8 nov. 2015

La Unsa en su hora más decisiva*

                                                            Por José Luis Ramos Salinas 


El día viernes, la Asamblea Estatutaria de la Universidad Nacional de San Agustín se volvió a reunir luego de que por una orden judicial estuvieran suspendidas sus actividades desde mediados del mes de julio pasado. En ese momento,ya prácticamente se tenía concluido el Estatuto, y lo que faltaba era establecer el cronograma de elecciones para las nuevas autoridades. Así que al retomar el trabajo, la Asamblea decidió hacer todo lo que faltaba en una solasesión maratónica que concluyó casi a media noche. Sin embargo, en mi opinión, tanta celeridad no contribuye a la adecuada marcha de nuestra universidad sino que compromete gravemente su futuro.

El objetivo del nuevo Estatuto es adecuar el funcionamiento de la Unsa a la nueva ley universitaria aprobada por el Congreso el año pasado. Tal paso no es poca cosa, pues independientemente de las objeciones que tenemos respecto a la misma –como la pérdida en la práctica de la autonomía universitaria- da a las universidades públicas en general y a la nuestra en particular la oportunidad de operar cambios trascendentales que redunden en una mejora integral de la calidad académica, tanto en la formación de profesionales como en las tareas de investigación científica y producción de nuevos conocimientos. A este respecto, la comunidad académica no puede pronunciarse, pues no se ha publicado dicho documento y lo único que tenemos es un borrador que circuló vía electrónica hace unos meses. Y en estas condiciones, en las que ni siquiera tenemos acceso al Estatuto se convoca a elecciones para elegir a las nuevas autoridades de la Unsa. Algo realmente grave, si se tiene en cuenta que entre las cosas que norma el Estatuto están,  precisamente, los procesos eleccionarios.

Así resulta que por declaraciones periodísticas, porque no se ha publicado ningún comunicado oficial, los más de 25 mil estudiantes y casi 2 mil docentes debemos darnos por enterados que las elecciones para elegir rector,  vicerrectores y decanos ya están en marcha. Y que hoy se conforma el comité electoral sin que nadie sepa, salvo los asambleístas, que dice el Estatuto a este respecto. Pero sí sabemos lo que dice la ley: Cada universidad pública tiene un Comité Electoral Universitario que es elegido por la Asamblea Universitaria cada vez que ocurre un proceso electoral, con una anticipación no menor de seis (6) meses previos a dicho proceso...” Y por ello nos llama poderosamente la atención que la fecha de la votación para elegir al rector y vicerrectores se haya fijado para el 27 de noviembre, pues esto significa que en lugar de los seis meses que la ley considera un tiempo prudencial para organizar una elección tan importante se le dé al comité electoral tan solo tres semanas para tan complicada tarea.

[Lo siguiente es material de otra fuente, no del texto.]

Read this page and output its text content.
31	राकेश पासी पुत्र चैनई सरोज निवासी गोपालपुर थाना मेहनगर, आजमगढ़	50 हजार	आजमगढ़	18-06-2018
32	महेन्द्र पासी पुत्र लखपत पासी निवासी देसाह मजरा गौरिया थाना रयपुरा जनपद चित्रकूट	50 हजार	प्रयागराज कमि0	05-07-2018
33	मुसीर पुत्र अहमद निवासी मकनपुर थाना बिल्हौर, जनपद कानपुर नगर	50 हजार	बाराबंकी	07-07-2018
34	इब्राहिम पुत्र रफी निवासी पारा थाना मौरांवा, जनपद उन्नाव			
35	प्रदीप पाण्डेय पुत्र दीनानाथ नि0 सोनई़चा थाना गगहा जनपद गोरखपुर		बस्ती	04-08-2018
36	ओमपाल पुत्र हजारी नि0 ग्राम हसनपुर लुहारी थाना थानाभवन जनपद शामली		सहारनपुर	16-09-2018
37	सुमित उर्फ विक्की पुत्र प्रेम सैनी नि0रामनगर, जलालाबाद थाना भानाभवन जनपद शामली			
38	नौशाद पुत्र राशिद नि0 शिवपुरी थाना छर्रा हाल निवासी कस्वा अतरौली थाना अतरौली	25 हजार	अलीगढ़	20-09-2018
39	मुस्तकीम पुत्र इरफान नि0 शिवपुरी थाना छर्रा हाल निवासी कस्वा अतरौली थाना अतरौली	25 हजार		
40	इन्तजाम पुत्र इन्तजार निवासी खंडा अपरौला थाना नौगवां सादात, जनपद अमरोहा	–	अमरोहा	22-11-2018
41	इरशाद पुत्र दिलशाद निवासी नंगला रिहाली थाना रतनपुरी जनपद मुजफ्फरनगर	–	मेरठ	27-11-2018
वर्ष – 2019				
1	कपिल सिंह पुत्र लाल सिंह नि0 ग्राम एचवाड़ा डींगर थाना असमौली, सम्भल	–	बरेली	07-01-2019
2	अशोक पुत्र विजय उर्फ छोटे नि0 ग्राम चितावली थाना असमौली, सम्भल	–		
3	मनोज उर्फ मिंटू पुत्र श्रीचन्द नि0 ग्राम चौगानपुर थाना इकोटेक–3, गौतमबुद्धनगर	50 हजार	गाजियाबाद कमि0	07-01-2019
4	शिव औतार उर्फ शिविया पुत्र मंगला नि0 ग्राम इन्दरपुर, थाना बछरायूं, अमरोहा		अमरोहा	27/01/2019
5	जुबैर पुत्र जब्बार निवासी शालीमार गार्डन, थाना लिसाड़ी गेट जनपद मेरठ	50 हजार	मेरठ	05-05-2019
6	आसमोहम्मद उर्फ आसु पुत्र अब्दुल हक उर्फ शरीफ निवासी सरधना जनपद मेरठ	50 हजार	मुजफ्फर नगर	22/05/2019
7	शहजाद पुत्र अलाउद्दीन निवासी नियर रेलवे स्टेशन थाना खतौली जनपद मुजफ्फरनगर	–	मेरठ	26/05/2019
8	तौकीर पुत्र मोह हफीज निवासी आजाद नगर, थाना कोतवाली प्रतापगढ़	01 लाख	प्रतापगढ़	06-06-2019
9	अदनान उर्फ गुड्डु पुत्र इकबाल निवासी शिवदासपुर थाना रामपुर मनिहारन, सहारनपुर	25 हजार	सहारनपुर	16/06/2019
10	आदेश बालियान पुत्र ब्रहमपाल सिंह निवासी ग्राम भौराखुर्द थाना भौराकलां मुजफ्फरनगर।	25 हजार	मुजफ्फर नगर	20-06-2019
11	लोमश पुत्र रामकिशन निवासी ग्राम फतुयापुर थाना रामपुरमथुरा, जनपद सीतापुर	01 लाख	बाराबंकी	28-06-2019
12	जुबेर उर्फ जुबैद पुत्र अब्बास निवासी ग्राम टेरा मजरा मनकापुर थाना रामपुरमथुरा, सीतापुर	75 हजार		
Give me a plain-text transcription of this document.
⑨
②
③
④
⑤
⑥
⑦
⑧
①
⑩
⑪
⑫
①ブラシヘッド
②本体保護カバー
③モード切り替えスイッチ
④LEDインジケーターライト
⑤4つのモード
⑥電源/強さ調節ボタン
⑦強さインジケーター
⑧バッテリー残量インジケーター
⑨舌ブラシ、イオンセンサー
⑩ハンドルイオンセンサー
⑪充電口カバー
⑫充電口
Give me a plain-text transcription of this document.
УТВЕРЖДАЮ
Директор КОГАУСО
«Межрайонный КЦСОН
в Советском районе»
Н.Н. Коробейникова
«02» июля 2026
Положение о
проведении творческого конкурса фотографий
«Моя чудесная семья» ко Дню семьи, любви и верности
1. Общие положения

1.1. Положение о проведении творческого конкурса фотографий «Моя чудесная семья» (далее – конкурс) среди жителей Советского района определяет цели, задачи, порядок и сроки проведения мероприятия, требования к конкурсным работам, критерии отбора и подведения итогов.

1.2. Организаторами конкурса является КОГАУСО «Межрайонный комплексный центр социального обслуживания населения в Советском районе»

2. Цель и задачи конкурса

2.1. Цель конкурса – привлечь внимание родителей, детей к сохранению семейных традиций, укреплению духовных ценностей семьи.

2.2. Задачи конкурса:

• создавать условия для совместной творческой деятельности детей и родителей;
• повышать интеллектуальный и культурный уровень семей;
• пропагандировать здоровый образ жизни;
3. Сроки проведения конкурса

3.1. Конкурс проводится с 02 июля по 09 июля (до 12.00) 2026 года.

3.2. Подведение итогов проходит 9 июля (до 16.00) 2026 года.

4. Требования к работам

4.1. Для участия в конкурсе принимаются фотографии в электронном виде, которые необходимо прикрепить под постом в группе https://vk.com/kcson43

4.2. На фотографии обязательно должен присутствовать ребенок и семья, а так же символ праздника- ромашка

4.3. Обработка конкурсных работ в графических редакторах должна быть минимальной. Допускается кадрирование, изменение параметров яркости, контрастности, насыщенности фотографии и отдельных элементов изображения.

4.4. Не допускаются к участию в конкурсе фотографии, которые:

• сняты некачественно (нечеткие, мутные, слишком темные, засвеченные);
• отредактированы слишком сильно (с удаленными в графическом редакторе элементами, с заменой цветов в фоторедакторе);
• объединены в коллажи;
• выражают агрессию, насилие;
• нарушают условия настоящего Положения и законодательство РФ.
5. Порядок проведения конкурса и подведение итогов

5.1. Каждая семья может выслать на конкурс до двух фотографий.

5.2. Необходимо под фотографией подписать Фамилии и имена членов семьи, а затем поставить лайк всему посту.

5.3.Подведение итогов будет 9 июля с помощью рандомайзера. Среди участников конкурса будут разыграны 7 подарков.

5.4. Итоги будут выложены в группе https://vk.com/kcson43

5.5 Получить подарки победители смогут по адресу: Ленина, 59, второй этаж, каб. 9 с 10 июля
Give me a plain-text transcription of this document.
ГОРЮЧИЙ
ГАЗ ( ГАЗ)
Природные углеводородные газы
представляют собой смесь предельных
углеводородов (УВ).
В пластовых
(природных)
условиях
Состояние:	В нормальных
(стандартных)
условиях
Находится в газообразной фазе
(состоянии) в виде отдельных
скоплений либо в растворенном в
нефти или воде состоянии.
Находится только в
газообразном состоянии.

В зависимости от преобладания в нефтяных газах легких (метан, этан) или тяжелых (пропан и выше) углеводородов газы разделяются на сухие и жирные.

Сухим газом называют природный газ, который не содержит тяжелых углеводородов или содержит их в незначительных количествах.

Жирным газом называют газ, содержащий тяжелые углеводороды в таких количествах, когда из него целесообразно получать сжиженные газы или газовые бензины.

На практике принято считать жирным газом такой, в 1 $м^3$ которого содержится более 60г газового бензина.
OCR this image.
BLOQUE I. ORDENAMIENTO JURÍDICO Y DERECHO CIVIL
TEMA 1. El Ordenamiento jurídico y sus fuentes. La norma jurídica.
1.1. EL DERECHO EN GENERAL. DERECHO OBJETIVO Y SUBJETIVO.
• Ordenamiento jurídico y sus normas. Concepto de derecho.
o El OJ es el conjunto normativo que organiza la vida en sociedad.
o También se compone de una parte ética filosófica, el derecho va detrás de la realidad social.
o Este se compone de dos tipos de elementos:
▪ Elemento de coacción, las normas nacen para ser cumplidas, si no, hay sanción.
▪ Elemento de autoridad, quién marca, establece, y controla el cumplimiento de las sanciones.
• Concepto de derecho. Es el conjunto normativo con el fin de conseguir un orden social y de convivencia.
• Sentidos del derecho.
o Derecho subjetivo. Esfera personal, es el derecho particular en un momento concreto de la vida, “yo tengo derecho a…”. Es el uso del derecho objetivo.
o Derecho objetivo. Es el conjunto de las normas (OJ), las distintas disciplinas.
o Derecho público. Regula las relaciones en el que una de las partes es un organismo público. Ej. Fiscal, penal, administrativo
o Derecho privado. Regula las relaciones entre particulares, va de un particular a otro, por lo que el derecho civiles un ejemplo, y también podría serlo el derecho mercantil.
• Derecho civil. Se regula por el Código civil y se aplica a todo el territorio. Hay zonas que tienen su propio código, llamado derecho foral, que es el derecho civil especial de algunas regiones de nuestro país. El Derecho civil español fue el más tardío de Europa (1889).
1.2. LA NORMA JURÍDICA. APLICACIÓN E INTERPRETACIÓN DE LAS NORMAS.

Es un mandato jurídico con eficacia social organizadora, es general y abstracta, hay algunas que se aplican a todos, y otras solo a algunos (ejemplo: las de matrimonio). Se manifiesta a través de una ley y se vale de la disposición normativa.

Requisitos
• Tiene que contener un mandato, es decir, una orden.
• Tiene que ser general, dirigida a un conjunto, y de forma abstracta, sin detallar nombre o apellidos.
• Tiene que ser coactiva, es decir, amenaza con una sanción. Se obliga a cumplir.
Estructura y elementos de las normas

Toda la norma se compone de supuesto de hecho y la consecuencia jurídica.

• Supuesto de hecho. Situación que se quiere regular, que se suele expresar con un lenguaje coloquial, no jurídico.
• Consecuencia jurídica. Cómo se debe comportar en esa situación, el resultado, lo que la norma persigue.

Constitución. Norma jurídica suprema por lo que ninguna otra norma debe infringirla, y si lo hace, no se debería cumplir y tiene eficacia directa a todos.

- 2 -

Pero si esto ya nos parece contraproducente, nos parece mucho más grave el cronograma establecido para todo el proceso: el 18 de noviembre se inscriben los candidatos y el 25 se publica quiénes están aptos para competir y dos días después es la votación, lo que quiere decir que los candidatos tendrán para hacer su campaña tan solo un día. Y eso en la práctica no es una elección democrática, sino un sorteo.

Y por qué califico tan críticamente lo que han hecho los asambleístas, pues porque esta vez no se trata de que voten varias docenas de personas, como era en la ley anterior, sino que deben participar alrededor de 30 mil votantes. Y en un día de campaña es obvio que no habrá debates entre los candidatos y ni siquiera una adecuada exposición de sus propuestas, y si a eso le añadimos que lo más probable es que los 25 mil alumnos que votarán no conocerán a los candidatos ni de nombre y mucho menos de trayectoria académica y profesional, me tengo que preguntar cuál será el criterio de los estudiantes para elegir entre uno u otro. Y hasta en los docentedebe de existir desconocimiento, pues los hay quienes solo hace unos años ingresaron a la docencia y quienes tienen poco conocimiento respecto a la trayectoria de quienes no tienen profesiones afines.

Si el argumento es que el gobierno está presionando para la elección de nuevas autoridades, habría que aclarar que el límite es el 31 de diciembre, y bien haría el comité electoral que se elija en aprovechar cada día que sea posible para que éstas sean unas elecciones en las que compitan propuestas y calidades personales, y no una en la que será la suerte la que decida los destinos de nuestra universidad.


*Publicado en mi columna de opinión denominada Letra Menuda, en el diario Noticias del 10 de noviembre del 2015, Arequipa, Perú.